If you are reading this article, you probably are in the C Suite or must have a direct line to the CxO's office; or maybe someone who is tasked to work in the Cybersecurity Policy of your Organization; or maybe someone with so much curiosity so to find out The Whats and The Whys of a Cybersecurity Policy. Whether you are a fresh grad or an executive climbing up the corporate ladder, if you are in the IT or Infosec Domain, this article can help highlight some of the focus areas to pinpoint.
While most of us work in Cyberspace, when was the last time we read the Corporate Cybersecurity Policy, Where to Find It and Who Owns It? If not you, do the frontline workforce know where to find it and when to read through it? The least of all: how and where do you report that suspicious email?
All this has a direct bearing on the effectiveness of the Cybersecurity Program of the Organization; hopefully, it is not that bad because please remember and remind everyone that awareness is one of the most effective controls, which costs the least.
1. Cybersecurity is Chairman's Pet
We Need one in Place, and no one disagrees - of course, it's good to have and nice to show off. If the Board does not support the initiative, it means it doesn't sync in with the Enterprise Architecture (EA); if it is not coupled with EA, then Cybersecurity is not addressing any business risks, and the Business Owners do not own any of the controls put in place to assist the operations and continuity. The security budget will be reviewed Next Year. SIEM and Scanners were deployed last year; Time to Try End Point Security this year, and the saga is continuous...!!!

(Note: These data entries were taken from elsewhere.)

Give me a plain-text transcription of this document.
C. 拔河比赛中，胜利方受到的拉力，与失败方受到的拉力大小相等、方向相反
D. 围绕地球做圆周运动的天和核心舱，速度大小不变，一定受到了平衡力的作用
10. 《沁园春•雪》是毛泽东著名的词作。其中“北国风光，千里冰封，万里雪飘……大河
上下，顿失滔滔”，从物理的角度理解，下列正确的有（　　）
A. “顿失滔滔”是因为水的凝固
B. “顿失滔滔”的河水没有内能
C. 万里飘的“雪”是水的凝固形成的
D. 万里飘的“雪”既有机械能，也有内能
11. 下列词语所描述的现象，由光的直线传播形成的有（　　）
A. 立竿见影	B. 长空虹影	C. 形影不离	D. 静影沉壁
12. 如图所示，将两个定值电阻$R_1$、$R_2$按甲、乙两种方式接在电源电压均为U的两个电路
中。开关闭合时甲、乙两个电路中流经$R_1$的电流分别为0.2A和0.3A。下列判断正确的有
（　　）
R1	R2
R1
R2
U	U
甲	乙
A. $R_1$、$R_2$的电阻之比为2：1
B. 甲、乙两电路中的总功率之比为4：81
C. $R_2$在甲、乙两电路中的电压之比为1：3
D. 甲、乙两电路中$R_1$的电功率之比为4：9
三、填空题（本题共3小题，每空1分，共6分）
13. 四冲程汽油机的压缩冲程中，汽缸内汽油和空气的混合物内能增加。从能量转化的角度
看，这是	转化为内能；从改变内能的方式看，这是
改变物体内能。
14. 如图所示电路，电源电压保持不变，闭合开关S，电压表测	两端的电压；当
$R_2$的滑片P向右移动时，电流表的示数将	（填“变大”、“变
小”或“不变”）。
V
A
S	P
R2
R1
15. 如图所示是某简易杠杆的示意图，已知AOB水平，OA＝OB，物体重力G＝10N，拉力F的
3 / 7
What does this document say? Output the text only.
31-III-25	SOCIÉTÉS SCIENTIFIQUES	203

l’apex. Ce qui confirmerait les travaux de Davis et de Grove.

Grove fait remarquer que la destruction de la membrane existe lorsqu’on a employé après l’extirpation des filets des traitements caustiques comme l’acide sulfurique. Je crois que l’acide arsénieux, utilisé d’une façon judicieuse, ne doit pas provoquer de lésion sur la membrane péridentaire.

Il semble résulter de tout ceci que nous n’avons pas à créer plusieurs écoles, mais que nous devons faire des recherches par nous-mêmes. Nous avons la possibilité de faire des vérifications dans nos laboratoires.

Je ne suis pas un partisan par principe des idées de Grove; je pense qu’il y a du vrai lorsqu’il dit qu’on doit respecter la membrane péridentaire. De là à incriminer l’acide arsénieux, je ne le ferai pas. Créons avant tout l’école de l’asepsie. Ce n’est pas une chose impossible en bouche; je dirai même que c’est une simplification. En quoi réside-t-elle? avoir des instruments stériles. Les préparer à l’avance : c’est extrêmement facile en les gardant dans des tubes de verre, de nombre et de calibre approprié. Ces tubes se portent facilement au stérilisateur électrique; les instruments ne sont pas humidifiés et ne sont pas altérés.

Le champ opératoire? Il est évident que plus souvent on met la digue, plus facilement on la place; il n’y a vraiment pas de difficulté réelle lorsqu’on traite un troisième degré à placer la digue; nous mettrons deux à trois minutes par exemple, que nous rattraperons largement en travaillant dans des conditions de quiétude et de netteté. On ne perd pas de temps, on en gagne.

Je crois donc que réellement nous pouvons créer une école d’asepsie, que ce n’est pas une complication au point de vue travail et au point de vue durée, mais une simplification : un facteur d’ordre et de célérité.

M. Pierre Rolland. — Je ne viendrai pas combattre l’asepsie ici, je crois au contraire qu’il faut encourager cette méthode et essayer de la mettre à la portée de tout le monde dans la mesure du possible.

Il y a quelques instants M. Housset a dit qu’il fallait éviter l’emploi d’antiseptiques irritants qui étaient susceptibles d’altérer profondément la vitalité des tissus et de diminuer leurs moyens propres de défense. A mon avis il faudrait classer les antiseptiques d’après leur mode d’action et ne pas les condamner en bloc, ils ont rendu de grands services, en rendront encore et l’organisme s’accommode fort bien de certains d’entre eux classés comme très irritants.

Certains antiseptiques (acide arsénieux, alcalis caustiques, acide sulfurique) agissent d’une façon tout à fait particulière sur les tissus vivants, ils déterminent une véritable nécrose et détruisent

2. CISO is the additional responsibility of one of the other CxO
The Chief's paycheck takes away about 30 % of the Cybersecurity budget; I think the COO should take it up since it is all associated with Operations. As such, Operations would have more resources than any other department. Chiefs of Operations and Tech combined handle most of the Organization's execution, so the COO becomes the C(CIS)OO and the next level to carry out the Cybersecurity Priorities of our Tactical Workforce. Try to understand the emotion of IT Security in its Falsehood
3. Asset-based Risk Assessment
Chop Chop... The Corporate Website behaves weirdly and takes forever to load. IT Says no anomalies were reported; it should be a bandwidth issue. After a month, the IT Procurement report says it did not renew the Certificate. By the way, who should be raising that PO? Corp Website is the Organization's Asset. The Organization should raise the PO. Period. For Procurement, it is just a line item, and that too when it gets into the system after approval. After, can we renew the Certificate with a subsidy or find another one who gives a certificate for less?
4. Cybersecurity is a subset of Corporate IT
C(CIS)OO and CTO work together well, and it is an excellent model to create a team within the Corp IT and call it SOC. The CTO knows a guy in Corp IT who is a Snort Geek and an Nmap wizard. Excellent start; 3 months later, we have a full-blown Cybersecurity Lab with SOC on the Corp Network and are monitoring everything. Reports confirm few incidents which are nothing but false positives, and by the following review - it's 80 % conforming to Enterprise Security Compliance
5. Periodic Review of Threat Landscape
It has been two quarters, and we are now fully operational from Lagos, Nigeria, and our production capacity has increased by 20%. We have contracted with Local IT Vendors, the primary ISP providers in the region. No issues so far. We also have established direct connectivity to the Corporate Network. We plan to deploy the firewalls and integrate them with SOC next year with the next corporate IT/Cybersecurity Budget cycle. And nothing is provisioned as a Notification Alarm during an emergency because none has been identified so far.
Throughout the Business, it is evident that all resources and workforce are consumed for the execution. Still, at the same time, its mission is mission-critical to establish security logistics through implementing Enterprise Architecture (EA) coupled with Integrated Risk Management Solutions (IRM). The Board's involvement in the direct oversight to govern the Business environment with the help of EA and IRM is a must, without which there is absolutely no point committing to and spending for Cybersecurity.
It can start with a Business Case to justify why a Cybersecurity program is required with all Threats and Opportunities outlined with a full-blown list in the Risk Register. Each Risk and its Control should be aligned with an owner. A Periodic review of EA, IRM and Risk Register has to be a Mandate to any organization, big or small and cannot afford a miss. One Place to seek guidance is NIST, which can adapt to suit the Organization's needs.